世界的に需要の拡大が続く医薬品「血漿分画製剤」| 武田薬品
血液からつくられる薬ってナンダ?
世界的に需要の拡大が続く医薬品「血漿分画製剤」
血漿分画製剤は、健康な人から提供された血漿から製造される、疾患を持つ患者さんの暮らしに必要な医薬品です。すでに100年以上にわたり治療に用いられており、希少疾患や難病を抱える患者さん、ときにはその症状が長期にわたって続き、他に治療選択肢のない患者さんのために、医薬品へと転換され患者さんの治療をサポートしています。
Q.1 血漿って?
A. 血漿とは、血液中の赤血球、白血球、血小板を除いた、薄黄色の液体成分のことで、血液量の半分以上を占めています。
血漿は、生命の維持にとって重要な血球、タンパク質、抗体、ホルモン、酵素を身体中に運ぶことで、感染症や病気から人体を守っています。
出典…日本赤十字社:血液の基礎知識Q.2 血漿分画製剤って?
A. 血漿中のタンパク質を分離・精製することで作られる医薬品です。
希少疾患や難病の原因となるタンパク質の欠如や不足を補うことができます。生涯を通じた治療を必要とすることが一般的な、血友病や原発性免疫不全もそうした疾患の一例です。また救急救命処置にも使用される治療薬もあるため、その重要性と必要性は国を問わず高くなっています。
しかし血漿中の3,000超のタンパク質のうち、治療に活用されているのはほんの一部に過ぎません。そのため現在は、アルツハイマー病やパーキンソン病、脳卒中といった疾患にも活用の可能性を見出すべく、先駆的な研究が進められています。

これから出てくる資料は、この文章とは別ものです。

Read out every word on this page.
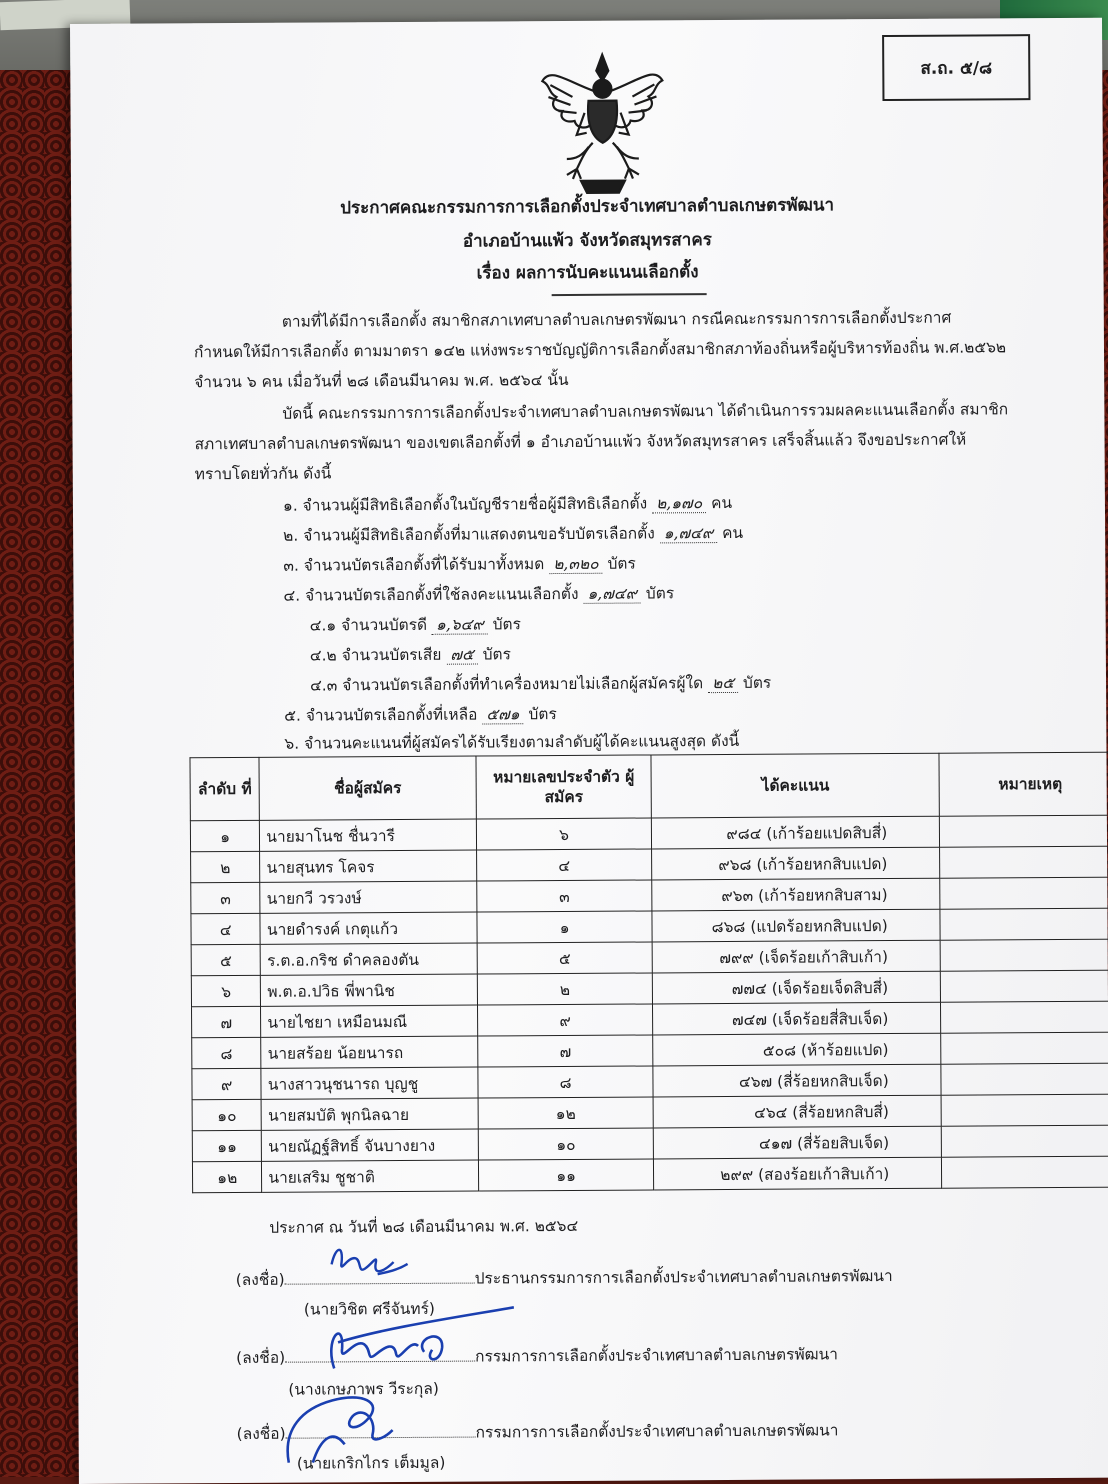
ส.ถ. ๕/๘
ประกาศคณะกรรมการการเลือกตั้งประจำเทศบาลตำบลเกษตรพัฒนา
อำเภอบ้านแพ้ว จังหวัดสมุทรสาคร
เรื่อง ผลการนับคะแนนเลือกตั้ง
ตามที่ได้มีการเลือกตั้ง สมาชิกสภาเทศบาลตำบลเกษตรพัฒนา กรณีคณะกรรมการการเลือกตั้งประกาศ
กำหนดให้มีการเลือกตั้ง ตามมาตรา ๑๔๒ แห่งพระราชบัญญัติการเลือกตั้งสมาชิกสภาท้องถิ่นหรือผู้บริหารท้องถิ่น พ.ศ.๒๕๖๒
จำนวน ๖ คน เมื่อวันที่ ๒๘ เดือนมีนาคม พ.ศ. ๒๕๖๔ นั้น
บัดนี้ คณะกรรมการการเลือกตั้งประจำเทศบาลตำบลเกษตรพัฒนา ได้ดำเนินการรวมผลคะแนนเลือกตั้ง สมาชิก
สภาเทศบาลตำบลเกษตรพัฒนา ของเขตเลือกตั้งที่ ๑ อำเภอบ้านแพ้ว จังหวัดสมุทรสาคร เสร็จสิ้นแล้ว จึงขอประกาศให้
ทราบโดยทั่วกัน ดังนี้
๑. จำนวนผู้มีสิทธิเลือกตั้งในบัญชีรายชื่อผู้มีสิทธิเลือกตั้ง ๒,๑๗๐ คน
๒. จำนวนผู้มีสิทธิเลือกตั้งที่มาแสดงตนขอรับบัตรเลือกตั้ง ๑,๗๔๙ คน
๓. จำนวนบัตรเลือกตั้งที่ได้รับมาทั้งหมด ๒,๓๒๐ บัตร
๔. จำนวนบัตรเลือกตั้งที่ใช้ลงคะแนนเลือกตั้ง ๑,๗๔๙ บัตร
๔.๑ จำนวนบัตรดี ๑,๖๔๙ บัตร
๔.๒ จำนวนบัตรเสีย ๗๕ บัตร
๔.๓ จำนวนบัตรเลือกตั้งที่ทำเครื่องหมายไม่เลือกผู้สมัครผู้ใด ๒๕ บัตร
๕. จำนวนบัตรเลือกตั้งที่เหลือ ๕๗๑ บัตร
๖. จำนวนคะแนนที่ผู้สมัครได้รับเรียงตามลำดับผู้ได้คะแนนสูงสุด ดังนี้
ลำดับ ที่	ชื่อผู้สมัคร	หมายเลขประจำตัว ผู้สมัคร	ได้คะแนน	หมายเหตุ
๑	นายมาโนช ชื่นวารี	๖	๙๘๔ (เก้าร้อยแปดสิบสี่)	
๒	นายสุนทร โคจร	๔	๙๖๘ (เก้าร้อยหกสิบแปด)	
๓	นายกวี วรวงษ์	๓	๙๖๓ (เก้าร้อยหกสิบสาม)	
๔	นายดำรงค์ เกตุแก้ว	๑	๘๖๘ (แปดร้อยหกสิบแปด)	
๕	ร.ต.อ.กริช ดำคลองตัน	๕	๗๙๙ (เจ็ดร้อยเก้าสิบเก้า)	
๖	พ.ต.อ.ปวิธ พี่พานิช	๒	๗๗๔ (เจ็ดร้อยเจ็ดสิบสี่)	
๗	นายไชยา เหมือนมณี	๙	๗๔๗ (เจ็ดร้อยสี่สิบเจ็ด)	
๘	นายสร้อย น้อยนารถ	๗	๕๐๘ (ห้าร้อยแปด)	
๙	นางสาวนุชนารถ บุญชู	๘	๔๖๗ (สี่ร้อยหกสิบเจ็ด)	
๑๐	นายสมบัติ พุกนิลฉาย	๑๒	๔๖๔ (สี่ร้อยหกสิบสี่)	
๑๑	นายณัฏฐ์สิทธิ์ จันบางยาง	๑๐	๔๑๗ (สี่ร้อยสิบเจ็ด)	
๑๒	นายเสริม ชูชาติ	๑๑	๒๙๙ (สองร้อยเก้าสิบเก้า)	
ประกาศ ณ วันที่ ๒๘ เดือนมีนาคม พ.ศ. ๒๕๖๔
(ลงชื่อ)	ประธานกรรมการการเลือกตั้งประจำเทศบาลตำบลเกษตรพัฒนา
(นายวิชิต ศรีจันทร์)
(ลงชื่อ)	กรรมการการเลือกตั้งประจำเทศบาลตำบลเกษตรพัฒนา
(นางเกษภาพร วีระกุล)
(ลงชื่อ)	กรรมการการเลือกตั้งประจำเทศบาลตำบลเกษตรพัฒนา
(นายเกริกไกร เต็มมูล)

1)WHO必須医薬品モデルリストに見る血漿分画製剤の位置付けの歴史的変遷と現状
2)日本血液製剤協会:血液製剤について
Q.3 血漿分画製剤にはどういう特徴があるの?
A. 健康な人から提供いただいた血漿からしか製造できません。
血漿は治療薬として使用され、疾患を持つ患者さんの暮らしに必要であるものの希少かつ人工的に作ることもできません。血漿分画製剤を必要とする患者さんは多くの場合、他に治療選択肢がほとんどないか、ときには全くない患者さんもいます。

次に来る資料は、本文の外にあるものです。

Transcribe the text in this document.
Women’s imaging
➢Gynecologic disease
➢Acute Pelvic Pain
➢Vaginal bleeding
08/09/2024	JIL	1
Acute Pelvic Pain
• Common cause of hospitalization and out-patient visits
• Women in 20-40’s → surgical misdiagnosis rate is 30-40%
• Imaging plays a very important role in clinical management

さらに、血漿分画製剤の製造は非常に複雑で時間もかかります。一般的な医薬品の製造期間はおよそ3か月ですが、血漿分画製剤の場合、採血から患者さんに届くまでに7~12か月かかります。
Q.4 血漿分画製剤のための血漿はどのように確保しているの?
A. 健康な人から成分献血と全血献血という2つの方法で確保されています。
出典…
1)厚生労働省:献血について知りたい
2)日本赤十字社:献血の種類
Q.5 血漿から医薬品を安全に作れるの?
A. 厳格な基準に従ってドナーと患者さんの両方の安全性を確保しています。
安全対策には献血の頻度に関する規定や、低リスクのドナーからのみ献血を受けるための厳格な資格基準があり、ドナーは病歴や身体面の総合的な審査を受けてから献血に移ることになります。
日本でも、国が厳格な献血基準を設定しています。
タケダの安全性に関する取り組み
タケダでは、血漿の収集方法にかかわらず、各献血のサンプルに対してウイルス感染の有無を確認するテストを実施しています。HIV、A型、B型、C型肝炎、パルボウイルスB19を検出する核酸検査もそのひとつです。製造過程にはウイルスの不活化および除去プロセスを組み込み、患者さんへのさらなる安全性を確保しています。
出典…厚生労働省:献血について知りたいQ.6 希少疾患や難病の治療には、どのくらいの血漿が必要なの?
A. 血漿分画製剤を製造するため、世界全体で年間約6,000万リットルの血漿が使用されています。
Q.7 世界中で血漿分画製剤の需要の拡大が続く背景とは?
A. 治療が可能な疾患の診断レベルが上がっていること、血漿分画製剤を使用できる疾患が増えていることなどが挙げられます。
Q.8 血漿分画製剤への世界的需要に対する供給の課題は?
A. 2024年現在、世界でも6カ国(アメリカ、カナダ、オーストリア、チェコ、ドイツ、ハンガリー)でしか民間の血漿収集ネットワークの運営が許可されておらず、世界で必要とされる血漿の90%近くをこれらの国でまかなっている状態です。
血漿分画製剤の需要が現在のレベルで拡大した場合、この状態は持続可能ではありません。そのため現在は、この緊急性の高いニーズへの認識と支援の輪を広げるために様々な活動が展開されています。